Hi,
On 12/10/2014 03:23 PM, teclis High Elf wrote:> These researchers from TU Berlin claim to be able to undermine memory
isolation in Fiasco OC through the use of covert channels. I'd be very interested to hear the opinion of the Fiasco experts.
the Fiasco OC interface (and probably most L4 versions) have not been designed for freedom of covert channels, nor has L4Re. In my thesis in 2011, I already identified several timing channels in the mapping-tree interface and in act Michael Peter should know this work:
http://os.inf.tu-dresden.de/papers_ps/voelp_phd.pdf
(Could a system built on Fiasco be hardened against such an attack
Nevertheless, it should be possible to construct compartments in such a way that they do not allocate from the same quotas or share resources by mapping from within the compartments. The setup would be to partition the system directly on top of Sigma0 and to bootstrap one L4Re instance per compartment, not allowing for shared channels over which objects could be mapped. Fiasco OC offers the means to establish such channels and to confine the compartments, but it has no support (and never claimed to have) for covert-channel free cross compartment mappings.
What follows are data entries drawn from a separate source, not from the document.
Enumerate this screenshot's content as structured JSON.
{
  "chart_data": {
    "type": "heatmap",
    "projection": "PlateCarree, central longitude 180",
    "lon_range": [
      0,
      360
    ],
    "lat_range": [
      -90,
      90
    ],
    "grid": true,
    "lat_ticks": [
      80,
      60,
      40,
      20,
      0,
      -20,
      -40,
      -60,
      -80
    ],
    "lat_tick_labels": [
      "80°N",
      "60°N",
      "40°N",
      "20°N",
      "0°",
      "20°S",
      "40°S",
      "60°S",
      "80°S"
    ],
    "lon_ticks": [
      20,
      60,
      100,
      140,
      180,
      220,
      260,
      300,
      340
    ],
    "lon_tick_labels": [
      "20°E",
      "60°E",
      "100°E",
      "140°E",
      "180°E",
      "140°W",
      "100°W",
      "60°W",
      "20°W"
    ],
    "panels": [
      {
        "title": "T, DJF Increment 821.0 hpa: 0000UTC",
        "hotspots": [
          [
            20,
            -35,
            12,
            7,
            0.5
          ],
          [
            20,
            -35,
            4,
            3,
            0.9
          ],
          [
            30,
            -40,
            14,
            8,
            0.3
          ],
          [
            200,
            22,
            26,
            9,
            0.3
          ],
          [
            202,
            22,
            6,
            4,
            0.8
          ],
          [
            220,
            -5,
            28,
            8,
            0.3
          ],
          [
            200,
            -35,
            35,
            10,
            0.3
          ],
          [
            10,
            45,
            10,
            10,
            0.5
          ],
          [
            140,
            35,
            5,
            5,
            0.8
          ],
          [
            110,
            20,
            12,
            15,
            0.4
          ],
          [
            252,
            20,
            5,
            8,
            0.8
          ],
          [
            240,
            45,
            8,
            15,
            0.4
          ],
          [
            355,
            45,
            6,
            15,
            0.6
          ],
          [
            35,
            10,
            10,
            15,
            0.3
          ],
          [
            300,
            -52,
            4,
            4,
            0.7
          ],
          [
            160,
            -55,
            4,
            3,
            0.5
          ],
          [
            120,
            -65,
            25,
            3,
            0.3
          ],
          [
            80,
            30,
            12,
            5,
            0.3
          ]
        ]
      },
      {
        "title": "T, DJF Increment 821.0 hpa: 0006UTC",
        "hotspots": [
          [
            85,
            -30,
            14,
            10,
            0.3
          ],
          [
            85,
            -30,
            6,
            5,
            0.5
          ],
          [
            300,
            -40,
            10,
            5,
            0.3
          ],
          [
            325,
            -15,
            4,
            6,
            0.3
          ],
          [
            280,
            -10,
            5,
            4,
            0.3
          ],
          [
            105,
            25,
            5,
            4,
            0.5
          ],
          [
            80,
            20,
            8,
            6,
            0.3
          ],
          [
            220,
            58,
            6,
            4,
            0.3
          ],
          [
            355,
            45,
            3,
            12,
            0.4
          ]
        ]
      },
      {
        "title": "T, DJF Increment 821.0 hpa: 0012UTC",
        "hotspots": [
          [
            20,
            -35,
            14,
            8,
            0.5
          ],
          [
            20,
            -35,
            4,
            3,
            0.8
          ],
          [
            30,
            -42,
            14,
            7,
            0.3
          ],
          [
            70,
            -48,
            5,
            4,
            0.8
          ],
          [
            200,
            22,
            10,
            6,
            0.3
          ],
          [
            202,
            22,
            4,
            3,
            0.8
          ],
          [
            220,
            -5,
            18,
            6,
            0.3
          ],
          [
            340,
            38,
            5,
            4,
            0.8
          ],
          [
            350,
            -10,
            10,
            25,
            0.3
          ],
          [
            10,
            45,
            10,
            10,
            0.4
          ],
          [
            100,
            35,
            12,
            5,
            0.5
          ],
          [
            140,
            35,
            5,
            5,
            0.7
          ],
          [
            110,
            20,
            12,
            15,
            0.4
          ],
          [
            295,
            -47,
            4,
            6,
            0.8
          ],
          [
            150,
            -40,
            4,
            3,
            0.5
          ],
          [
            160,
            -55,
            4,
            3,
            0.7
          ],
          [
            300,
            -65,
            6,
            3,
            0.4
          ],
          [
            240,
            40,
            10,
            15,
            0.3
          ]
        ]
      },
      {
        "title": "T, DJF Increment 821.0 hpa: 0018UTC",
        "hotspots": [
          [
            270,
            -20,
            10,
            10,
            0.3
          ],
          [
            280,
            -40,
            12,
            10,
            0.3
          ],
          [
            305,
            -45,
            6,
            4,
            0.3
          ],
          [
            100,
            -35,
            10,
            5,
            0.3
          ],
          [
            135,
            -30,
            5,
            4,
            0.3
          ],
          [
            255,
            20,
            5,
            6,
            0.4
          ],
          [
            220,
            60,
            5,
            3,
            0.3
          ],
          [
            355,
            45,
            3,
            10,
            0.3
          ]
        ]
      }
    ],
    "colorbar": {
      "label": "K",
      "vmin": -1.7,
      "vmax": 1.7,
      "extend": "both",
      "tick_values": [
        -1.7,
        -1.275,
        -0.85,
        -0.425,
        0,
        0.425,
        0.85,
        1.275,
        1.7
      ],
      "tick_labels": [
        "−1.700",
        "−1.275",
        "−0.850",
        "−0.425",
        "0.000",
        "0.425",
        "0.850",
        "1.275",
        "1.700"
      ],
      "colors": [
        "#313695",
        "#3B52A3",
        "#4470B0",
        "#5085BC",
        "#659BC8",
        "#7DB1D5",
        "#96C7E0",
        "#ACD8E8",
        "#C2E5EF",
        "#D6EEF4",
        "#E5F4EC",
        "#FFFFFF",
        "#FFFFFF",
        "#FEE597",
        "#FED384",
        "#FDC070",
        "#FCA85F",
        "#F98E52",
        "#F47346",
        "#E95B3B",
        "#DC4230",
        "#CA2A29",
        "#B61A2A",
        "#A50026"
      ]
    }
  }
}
Anyway, why would you want that for high security applications? If you plan to go for such a system, please have a look at the work around EROS by Jonathan Shapiro.
be adding access control for UDP ports)??
I don't see how access control for UDP Ports helps? Currently, we don't have funding for high security work, but please feel free to discuss your requirements and ideas on this list or more privately.